While there were many moving parts and multiple entities all working together to make this happen quickly, one aspect that assisted with production was that the company was able to use several "pre-approved" parts, such as lights and generators, that were already tested for air worthiness, said Eric Nikolai, the DTRA liaison officer to TRANSCOM who coordinated the integrated efforts on the project.

In addition, the TIS is based on existing military patient support pallets. Each unit has a disposable liner and an air filtration system which circulates air in. The TIS maintains a negative interior pressure to keep contaminants inside the chamber. An alarm sounds if negative pressure is lost. The system has ports for the medical team to run sensor cables, oxygen lines, and lines for other equipment, and a minor repair kit is included.

Maj. William Thoms, from the AMC Surgeon General office, explained that the TIS is composed of an anteroom module and either one or two isolation modules, based on the number of patients. The staff will enter with protective gear on and remove it in the antechamber prior to exiting the aircraft. The pallets can be configured with passenger seats, litters or both; the standard configuration is for two seats and one litter.

In all, 25 units will be built for the DOD. TRANSCOM will direct employment through AMC, its Air Force component. Charleston AFB will soon receive the first three production units for training and staging in case they are needed.
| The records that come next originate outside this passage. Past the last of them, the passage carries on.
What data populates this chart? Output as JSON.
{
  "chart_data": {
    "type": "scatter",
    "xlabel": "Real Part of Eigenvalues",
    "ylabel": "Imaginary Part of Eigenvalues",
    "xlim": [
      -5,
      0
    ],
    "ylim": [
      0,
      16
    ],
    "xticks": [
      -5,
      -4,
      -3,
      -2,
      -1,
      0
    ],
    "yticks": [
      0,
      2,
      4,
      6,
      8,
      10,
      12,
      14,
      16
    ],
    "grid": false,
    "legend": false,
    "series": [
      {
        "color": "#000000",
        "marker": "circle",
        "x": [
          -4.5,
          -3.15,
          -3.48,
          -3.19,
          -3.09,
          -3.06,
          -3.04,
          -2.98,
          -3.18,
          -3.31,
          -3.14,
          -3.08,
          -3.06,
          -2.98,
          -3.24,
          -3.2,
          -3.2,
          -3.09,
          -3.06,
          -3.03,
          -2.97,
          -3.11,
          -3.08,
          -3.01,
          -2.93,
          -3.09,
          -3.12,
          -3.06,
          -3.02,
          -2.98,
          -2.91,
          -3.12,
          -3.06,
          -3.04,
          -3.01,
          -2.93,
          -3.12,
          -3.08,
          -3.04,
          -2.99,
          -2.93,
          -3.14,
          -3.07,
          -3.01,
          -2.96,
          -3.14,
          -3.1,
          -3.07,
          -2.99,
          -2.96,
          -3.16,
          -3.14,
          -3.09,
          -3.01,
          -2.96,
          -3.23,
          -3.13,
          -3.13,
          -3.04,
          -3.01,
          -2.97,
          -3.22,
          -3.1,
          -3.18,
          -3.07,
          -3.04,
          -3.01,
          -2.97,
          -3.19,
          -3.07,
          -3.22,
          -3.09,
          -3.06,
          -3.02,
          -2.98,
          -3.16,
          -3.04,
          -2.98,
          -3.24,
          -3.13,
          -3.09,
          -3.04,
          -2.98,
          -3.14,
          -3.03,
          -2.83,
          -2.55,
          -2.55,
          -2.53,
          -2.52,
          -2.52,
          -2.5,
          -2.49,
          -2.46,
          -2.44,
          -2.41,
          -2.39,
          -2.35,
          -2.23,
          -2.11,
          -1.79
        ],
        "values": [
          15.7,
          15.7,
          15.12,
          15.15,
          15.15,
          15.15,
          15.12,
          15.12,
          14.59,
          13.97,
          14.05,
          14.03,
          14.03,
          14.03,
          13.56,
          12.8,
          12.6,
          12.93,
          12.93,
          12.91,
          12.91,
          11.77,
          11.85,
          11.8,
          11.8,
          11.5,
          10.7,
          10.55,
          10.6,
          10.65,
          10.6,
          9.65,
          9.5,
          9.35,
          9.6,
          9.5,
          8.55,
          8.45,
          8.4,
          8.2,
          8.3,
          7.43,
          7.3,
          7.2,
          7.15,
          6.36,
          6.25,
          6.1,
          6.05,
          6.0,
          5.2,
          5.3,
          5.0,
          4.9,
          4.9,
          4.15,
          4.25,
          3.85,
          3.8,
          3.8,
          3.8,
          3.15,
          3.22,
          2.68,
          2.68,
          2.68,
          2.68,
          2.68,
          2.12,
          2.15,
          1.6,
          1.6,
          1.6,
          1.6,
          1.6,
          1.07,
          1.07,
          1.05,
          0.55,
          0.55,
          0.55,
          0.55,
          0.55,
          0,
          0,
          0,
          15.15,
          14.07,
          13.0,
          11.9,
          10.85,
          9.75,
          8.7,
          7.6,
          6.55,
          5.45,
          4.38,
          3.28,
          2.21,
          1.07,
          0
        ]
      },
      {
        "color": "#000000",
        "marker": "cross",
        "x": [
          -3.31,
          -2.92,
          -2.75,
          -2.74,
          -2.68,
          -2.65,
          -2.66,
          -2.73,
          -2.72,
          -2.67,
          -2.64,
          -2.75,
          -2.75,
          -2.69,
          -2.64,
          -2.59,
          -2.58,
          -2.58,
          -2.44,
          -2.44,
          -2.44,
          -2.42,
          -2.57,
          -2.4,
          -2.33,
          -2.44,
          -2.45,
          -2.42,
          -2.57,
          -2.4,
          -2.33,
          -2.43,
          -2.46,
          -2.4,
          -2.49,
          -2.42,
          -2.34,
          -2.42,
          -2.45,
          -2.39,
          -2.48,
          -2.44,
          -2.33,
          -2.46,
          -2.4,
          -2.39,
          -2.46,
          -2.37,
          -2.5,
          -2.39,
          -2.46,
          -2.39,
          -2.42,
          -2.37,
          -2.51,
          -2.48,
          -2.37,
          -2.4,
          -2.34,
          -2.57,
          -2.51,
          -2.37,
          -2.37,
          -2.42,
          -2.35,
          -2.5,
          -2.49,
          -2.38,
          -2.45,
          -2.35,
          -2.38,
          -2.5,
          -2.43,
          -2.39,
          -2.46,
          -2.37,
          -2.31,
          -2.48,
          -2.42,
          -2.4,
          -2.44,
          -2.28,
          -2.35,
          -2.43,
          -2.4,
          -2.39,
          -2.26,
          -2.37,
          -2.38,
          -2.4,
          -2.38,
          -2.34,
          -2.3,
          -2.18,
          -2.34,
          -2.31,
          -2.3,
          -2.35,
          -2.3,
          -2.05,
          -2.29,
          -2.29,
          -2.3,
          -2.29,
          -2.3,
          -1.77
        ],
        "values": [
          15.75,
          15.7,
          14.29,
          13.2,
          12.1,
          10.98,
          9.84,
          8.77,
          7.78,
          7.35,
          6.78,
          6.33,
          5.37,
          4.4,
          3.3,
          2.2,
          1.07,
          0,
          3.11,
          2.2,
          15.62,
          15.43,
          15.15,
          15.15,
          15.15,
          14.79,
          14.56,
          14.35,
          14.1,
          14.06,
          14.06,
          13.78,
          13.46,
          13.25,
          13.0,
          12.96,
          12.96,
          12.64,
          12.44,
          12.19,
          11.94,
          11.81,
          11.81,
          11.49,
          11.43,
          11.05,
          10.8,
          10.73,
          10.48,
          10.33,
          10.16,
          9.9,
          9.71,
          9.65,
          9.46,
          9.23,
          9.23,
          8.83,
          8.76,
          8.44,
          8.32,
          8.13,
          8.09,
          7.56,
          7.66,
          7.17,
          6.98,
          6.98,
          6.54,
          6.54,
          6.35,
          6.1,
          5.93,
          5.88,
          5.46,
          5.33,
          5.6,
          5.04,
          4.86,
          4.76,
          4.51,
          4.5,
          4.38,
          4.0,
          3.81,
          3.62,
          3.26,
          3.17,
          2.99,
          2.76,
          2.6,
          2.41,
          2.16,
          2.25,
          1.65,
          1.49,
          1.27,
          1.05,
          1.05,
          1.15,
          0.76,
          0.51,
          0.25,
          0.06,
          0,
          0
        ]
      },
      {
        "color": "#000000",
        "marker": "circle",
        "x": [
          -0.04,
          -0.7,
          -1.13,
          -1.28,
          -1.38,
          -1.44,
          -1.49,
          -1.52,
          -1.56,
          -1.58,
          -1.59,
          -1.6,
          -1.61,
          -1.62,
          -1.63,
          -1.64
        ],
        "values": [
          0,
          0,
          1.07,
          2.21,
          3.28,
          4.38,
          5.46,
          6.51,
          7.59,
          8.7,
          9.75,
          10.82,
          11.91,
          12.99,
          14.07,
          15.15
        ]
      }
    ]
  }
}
Other eventual staging locations for the TIS will be developed following delivery based on ongoing world events.

"Now we have the capacity to isolate a single person and provide tactical and strategic worldwide patient transport capability in case of a biological event," Selva said. "It is the only capability of its kind other than the small-scale single-evacuation capability that's available on commercial carriers."